(3 of 5)
"Manhattan critics were high in their praise of The Captive. Said they: a play should be judged by its treatment. Oedipus Rex, unassailably great drama, is built upon a theme of incest, is not condemned as immoral and is often presented by college drama clubs. The Captive is written and produced in a thoroughly objective, artistic manner.
"My jury voted as follows: guilty, 6; not guilty, 5; noncommittal, 1. Nine votes are necessary to conviction. If convicted, The Captive would have been banned entirely. There was no question of expurgating particular passages. The members of my jury saw the play at different performances, singly. The reasons for their decisions varied. Said Juror Roy M. Hart, 32 Court Street, Brooklyn, lawyer: 'The play while not injurious to a mature person of balanced mind, may be injurious to the young.'
"Many a Manhattanite experienced alarm last week lest the Citizens Play Jury, to whose decisions the Actors Equity Association voluntarily defers, be accused of too great leniency to The Captive (a leniency arising from their Park Avenue culture) and find themselves ousted to be replaced by hard-boiled politically appointed jurors who would be shocked at nothing but the sure, fine and frank treatment of sex by such master dramatists as Ibsen, Brieux, Shaw."
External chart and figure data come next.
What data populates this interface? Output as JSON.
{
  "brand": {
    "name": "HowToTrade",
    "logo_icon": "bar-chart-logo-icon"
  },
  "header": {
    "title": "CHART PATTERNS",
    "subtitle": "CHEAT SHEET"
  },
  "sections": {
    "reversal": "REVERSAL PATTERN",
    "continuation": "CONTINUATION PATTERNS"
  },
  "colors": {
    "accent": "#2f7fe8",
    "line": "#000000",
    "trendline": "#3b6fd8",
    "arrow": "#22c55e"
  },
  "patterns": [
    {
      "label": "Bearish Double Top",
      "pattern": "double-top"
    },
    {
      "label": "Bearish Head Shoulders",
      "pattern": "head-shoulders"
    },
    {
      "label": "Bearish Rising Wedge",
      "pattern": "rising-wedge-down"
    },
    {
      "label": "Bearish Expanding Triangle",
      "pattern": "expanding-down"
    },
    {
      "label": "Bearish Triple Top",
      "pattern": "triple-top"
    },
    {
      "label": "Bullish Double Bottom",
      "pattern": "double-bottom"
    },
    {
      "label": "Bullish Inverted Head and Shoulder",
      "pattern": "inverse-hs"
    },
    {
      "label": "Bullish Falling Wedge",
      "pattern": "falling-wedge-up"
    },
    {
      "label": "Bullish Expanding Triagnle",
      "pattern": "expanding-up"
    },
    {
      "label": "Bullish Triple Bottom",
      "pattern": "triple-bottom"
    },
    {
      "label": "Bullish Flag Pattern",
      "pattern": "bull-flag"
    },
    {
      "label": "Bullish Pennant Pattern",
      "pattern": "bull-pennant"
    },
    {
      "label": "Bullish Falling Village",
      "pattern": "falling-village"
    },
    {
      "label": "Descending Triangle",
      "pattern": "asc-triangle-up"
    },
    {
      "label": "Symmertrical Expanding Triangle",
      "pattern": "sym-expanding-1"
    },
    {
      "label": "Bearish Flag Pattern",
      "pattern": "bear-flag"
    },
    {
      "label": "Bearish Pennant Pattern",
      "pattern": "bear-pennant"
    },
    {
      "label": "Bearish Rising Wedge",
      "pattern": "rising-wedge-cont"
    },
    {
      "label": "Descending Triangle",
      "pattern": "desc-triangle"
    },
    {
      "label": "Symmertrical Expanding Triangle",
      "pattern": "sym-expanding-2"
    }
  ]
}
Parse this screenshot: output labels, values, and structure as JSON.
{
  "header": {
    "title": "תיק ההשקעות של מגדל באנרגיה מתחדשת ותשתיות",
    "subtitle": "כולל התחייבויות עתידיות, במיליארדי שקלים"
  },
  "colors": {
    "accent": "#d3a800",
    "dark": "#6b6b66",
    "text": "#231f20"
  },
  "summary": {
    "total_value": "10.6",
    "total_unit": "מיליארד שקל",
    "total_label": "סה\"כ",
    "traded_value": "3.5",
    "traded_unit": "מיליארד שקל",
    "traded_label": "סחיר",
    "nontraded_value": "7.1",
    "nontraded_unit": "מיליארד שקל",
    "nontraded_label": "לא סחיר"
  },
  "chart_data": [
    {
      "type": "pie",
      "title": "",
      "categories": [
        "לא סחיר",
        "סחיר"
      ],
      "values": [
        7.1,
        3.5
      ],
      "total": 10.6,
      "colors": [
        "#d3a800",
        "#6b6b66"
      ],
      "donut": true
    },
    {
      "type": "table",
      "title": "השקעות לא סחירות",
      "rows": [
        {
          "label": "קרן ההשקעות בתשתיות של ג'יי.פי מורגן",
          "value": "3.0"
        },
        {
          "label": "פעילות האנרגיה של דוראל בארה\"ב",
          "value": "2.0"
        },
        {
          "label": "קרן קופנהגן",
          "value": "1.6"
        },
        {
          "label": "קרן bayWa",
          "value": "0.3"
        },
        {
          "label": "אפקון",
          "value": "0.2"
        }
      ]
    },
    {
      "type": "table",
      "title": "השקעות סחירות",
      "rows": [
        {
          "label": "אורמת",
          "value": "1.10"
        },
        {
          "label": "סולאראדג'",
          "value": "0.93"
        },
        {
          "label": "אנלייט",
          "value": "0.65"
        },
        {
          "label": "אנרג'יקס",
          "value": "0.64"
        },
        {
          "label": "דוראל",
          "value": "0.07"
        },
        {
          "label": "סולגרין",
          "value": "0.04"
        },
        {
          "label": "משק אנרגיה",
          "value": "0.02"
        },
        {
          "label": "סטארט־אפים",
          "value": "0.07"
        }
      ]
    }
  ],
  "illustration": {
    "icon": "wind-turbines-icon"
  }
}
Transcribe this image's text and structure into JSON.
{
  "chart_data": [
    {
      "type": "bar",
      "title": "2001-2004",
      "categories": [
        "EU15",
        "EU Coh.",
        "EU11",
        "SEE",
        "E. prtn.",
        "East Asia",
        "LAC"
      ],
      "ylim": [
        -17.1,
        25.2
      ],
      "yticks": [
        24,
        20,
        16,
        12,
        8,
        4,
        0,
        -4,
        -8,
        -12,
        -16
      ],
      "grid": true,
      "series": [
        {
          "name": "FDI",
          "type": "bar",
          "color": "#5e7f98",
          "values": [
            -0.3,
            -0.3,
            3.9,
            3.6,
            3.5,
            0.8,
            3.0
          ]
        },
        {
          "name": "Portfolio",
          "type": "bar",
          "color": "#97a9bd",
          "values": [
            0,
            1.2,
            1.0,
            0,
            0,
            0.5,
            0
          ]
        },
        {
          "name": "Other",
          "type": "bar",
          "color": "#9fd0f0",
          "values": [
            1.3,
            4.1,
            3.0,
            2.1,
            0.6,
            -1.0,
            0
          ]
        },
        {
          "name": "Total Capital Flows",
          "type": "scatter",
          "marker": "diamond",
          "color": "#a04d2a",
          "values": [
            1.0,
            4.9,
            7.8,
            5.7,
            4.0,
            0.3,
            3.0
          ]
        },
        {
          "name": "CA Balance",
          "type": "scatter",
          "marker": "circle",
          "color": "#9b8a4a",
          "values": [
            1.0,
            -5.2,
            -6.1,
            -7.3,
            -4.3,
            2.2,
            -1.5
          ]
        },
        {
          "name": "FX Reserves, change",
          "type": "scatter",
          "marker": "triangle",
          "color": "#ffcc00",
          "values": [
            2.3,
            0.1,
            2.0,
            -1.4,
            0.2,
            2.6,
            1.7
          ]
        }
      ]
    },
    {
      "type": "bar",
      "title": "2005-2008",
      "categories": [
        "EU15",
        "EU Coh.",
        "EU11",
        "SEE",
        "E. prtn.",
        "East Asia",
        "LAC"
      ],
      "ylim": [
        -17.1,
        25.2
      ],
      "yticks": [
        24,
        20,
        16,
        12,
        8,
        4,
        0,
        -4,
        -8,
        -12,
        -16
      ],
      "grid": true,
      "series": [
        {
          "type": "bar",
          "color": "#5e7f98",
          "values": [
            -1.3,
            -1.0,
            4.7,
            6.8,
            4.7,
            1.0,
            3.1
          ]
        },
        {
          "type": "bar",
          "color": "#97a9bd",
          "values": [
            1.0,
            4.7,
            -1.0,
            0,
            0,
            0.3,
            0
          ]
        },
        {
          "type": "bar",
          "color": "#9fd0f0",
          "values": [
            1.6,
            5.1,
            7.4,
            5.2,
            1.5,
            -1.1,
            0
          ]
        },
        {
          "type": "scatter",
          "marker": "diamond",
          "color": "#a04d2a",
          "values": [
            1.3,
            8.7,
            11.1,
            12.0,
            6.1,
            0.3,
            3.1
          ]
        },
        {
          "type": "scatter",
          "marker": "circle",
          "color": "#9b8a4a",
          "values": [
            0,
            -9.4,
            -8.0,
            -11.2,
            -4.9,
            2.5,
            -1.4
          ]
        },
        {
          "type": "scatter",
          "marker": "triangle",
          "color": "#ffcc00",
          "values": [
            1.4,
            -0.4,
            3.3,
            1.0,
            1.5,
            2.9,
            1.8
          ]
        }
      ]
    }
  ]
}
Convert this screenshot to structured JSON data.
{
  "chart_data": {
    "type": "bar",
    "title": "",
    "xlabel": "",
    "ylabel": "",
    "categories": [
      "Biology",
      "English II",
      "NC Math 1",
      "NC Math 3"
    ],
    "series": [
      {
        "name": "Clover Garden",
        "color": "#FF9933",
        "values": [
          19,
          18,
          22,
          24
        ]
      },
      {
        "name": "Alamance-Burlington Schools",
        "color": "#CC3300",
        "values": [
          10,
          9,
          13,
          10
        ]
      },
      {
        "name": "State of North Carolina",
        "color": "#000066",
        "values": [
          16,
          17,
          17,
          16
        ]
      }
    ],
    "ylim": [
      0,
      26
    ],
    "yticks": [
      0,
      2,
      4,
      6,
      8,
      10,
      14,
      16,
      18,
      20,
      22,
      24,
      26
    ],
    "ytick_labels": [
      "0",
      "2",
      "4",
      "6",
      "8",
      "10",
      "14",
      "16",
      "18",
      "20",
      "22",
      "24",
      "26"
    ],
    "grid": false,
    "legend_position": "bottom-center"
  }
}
George Bernard Shaw: "This past week I accepted the honor of the Nobel award for literature (TIME, Nov. 22) but at first refused the money, suggesting that the latter be used to encourage Anglo-Swedish intercourse in literature and art.* Then my telephone rang. I dislike telephones quite as much as Sir James Barrie (TIME, Nov. 15), and incidentally Kipling, so my secretary answered. Her talk so roused my curiosity that I finally took the receiver myself. A newsgatherer said the Nobel Award Committee had cabled that under the rules the money could not be used as I had suggested; that my action was interpreted as equivalent to rejection of the whole award. 'Well, well,' I chuckled. 'It appears as if I had started something.' Asked if I agreed with Sinclair Lewis who refused a certain U. S. Pulitzer prize, because he felt the committee incompetent, I said: 'I don't agree with any thing.' I added that I had never heard of the Pulitzer Prize before Mr. Lewis advertised it. 'Look here,' I remarked enthusiastically, 'let's have it out in the press ... as to whether awards are really good for literature. I certainly will be interested in the outcome. Suppose any U. S. millionaire, or a millionaire anywhere else, gets the idea of making awards, and the idea spreadswhere may it end?' Later I heard that Nobel had made no provision for anyone refusing his money, but that the Swedish Academy had no objection to my spending it for Anglo-Swedish letters if I would do the spending. It was then reported I had 'accepted' the money."